In a recent NBC-WSJ poll, conducted April 23-27, 54% of Americans agreed and 43% disagreed with the following statement: “Because of the widening gap between the incomes of the wealthy and everyone else, America is no longer a country where everyone, regardless of their background, has an opportunity to get ahead and move up to a better standard of living.”
What is especially important about this data is what it means in a political context. Of course, this rhetoric has been growing and shaping the debate for most of Obama’s presidency and even before it.
But importantly, the NBC-WSJ data suggests that for a majority of Americans economic inequity is now seen as a threat to a central premise of the American Dream – that in America everyone has the opportunity to succeed.
Below are some key data from the April poll on this and some other measures.
Partisan segmentation does not tell the whole story.
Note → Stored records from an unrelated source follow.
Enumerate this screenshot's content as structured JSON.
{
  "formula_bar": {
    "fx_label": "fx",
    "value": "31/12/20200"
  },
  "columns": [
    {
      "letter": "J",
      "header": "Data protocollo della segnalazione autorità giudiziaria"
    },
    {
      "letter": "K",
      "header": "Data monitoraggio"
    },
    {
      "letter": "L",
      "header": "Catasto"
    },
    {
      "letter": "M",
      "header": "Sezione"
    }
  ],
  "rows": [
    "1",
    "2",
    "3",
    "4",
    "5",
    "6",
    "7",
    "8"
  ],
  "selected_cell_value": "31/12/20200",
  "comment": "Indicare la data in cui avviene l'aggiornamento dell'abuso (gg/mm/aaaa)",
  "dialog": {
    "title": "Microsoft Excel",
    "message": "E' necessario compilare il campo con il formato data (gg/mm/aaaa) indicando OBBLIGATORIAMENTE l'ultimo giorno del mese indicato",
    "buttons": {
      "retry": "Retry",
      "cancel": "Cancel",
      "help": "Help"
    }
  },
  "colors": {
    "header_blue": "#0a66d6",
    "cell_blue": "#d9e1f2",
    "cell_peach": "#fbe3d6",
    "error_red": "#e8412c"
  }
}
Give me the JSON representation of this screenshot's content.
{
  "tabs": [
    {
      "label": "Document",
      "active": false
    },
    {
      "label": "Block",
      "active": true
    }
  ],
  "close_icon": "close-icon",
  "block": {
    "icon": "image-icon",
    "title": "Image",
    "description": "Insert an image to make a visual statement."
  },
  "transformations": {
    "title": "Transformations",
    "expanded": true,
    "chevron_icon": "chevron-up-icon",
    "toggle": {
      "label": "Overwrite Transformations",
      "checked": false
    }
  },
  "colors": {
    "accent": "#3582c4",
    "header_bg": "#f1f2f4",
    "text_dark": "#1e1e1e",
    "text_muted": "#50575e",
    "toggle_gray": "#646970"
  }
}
Lest Republicans think this sort of statement only has traction among the far-left base, consider that more than one in three (36%) Republicans, half (50%) of Independents, and 51% of residents in GOP-Controlled Congressional districts agree with the statement. And, agreement is as high among white adults as it is among non-white adults.
The generational divide is stunning. Over six in ten (61%) Americans 18-34 years old agree with this statement and just 35% disagree. Majorities of Americans 35-49 (52%) and 50-64 (50%) also agree with this statement. Adults 65 or older are split, with 47% agreeing and 48% disagreeing with the statement.
These generational trends exist on social issues like same-sex marriage and marijuana legalization where younger Americans are significantly more supportive than older Americans.
Significant differences also exist by gender and household income. More than six in ten (63%) women 18-49 agree America is no longer a place where everyone can get ahead. There are only two demographic groups regularly tracked by NBC-WSJ that disagree with the statement by a double-digit margin; Men 50+ and those living in households earning more than $75,000 in annual income.
There is slice of the electorate that is economically disillusioned and politically disaffected. The NBC-WSJ April poll also found 55% of Americans agree and 39% disagreed with the following statement: “The economic and political systems in the country are stacked against people like me.”
We overlaid the 54% of respondents who agree America is no longer a country where everyone can get ahead with the 55% of respondents who agree that the system is stacked against them. As the Venn diagram below shows:
- The top sub-groups that agree the “system is stacked against them” generally lean right, politically.
- The top sub-groups that feel “America is no longer a country where everyone can get ahead” are generally groups that lean left.
- In the middle, there is an eclectic collection of sub-groups not frequently in agreement on broad social issues. Majorities of these groups are both economically disillusioned and politically disaffected, meaning they agree that both America is no longer a country where everyone can get ahead and that the economic and political system is stacked against people like them.
These groups include those living in rural areas, those living in households with less than $50,000 in total income, African-Americans, liberals, those without healthcare coverage, and groups with less formal education.
Partisan identification contributes significantly to views on economic inequality. For many Americans, both on the left and right, things in the country seem to be either stacked against them politically, favor the privileged economically, or both. Younger voters are the most likely group to believe income inequality threatens a central premise of the American Dream — that in America everyone has the opportunity to succeed.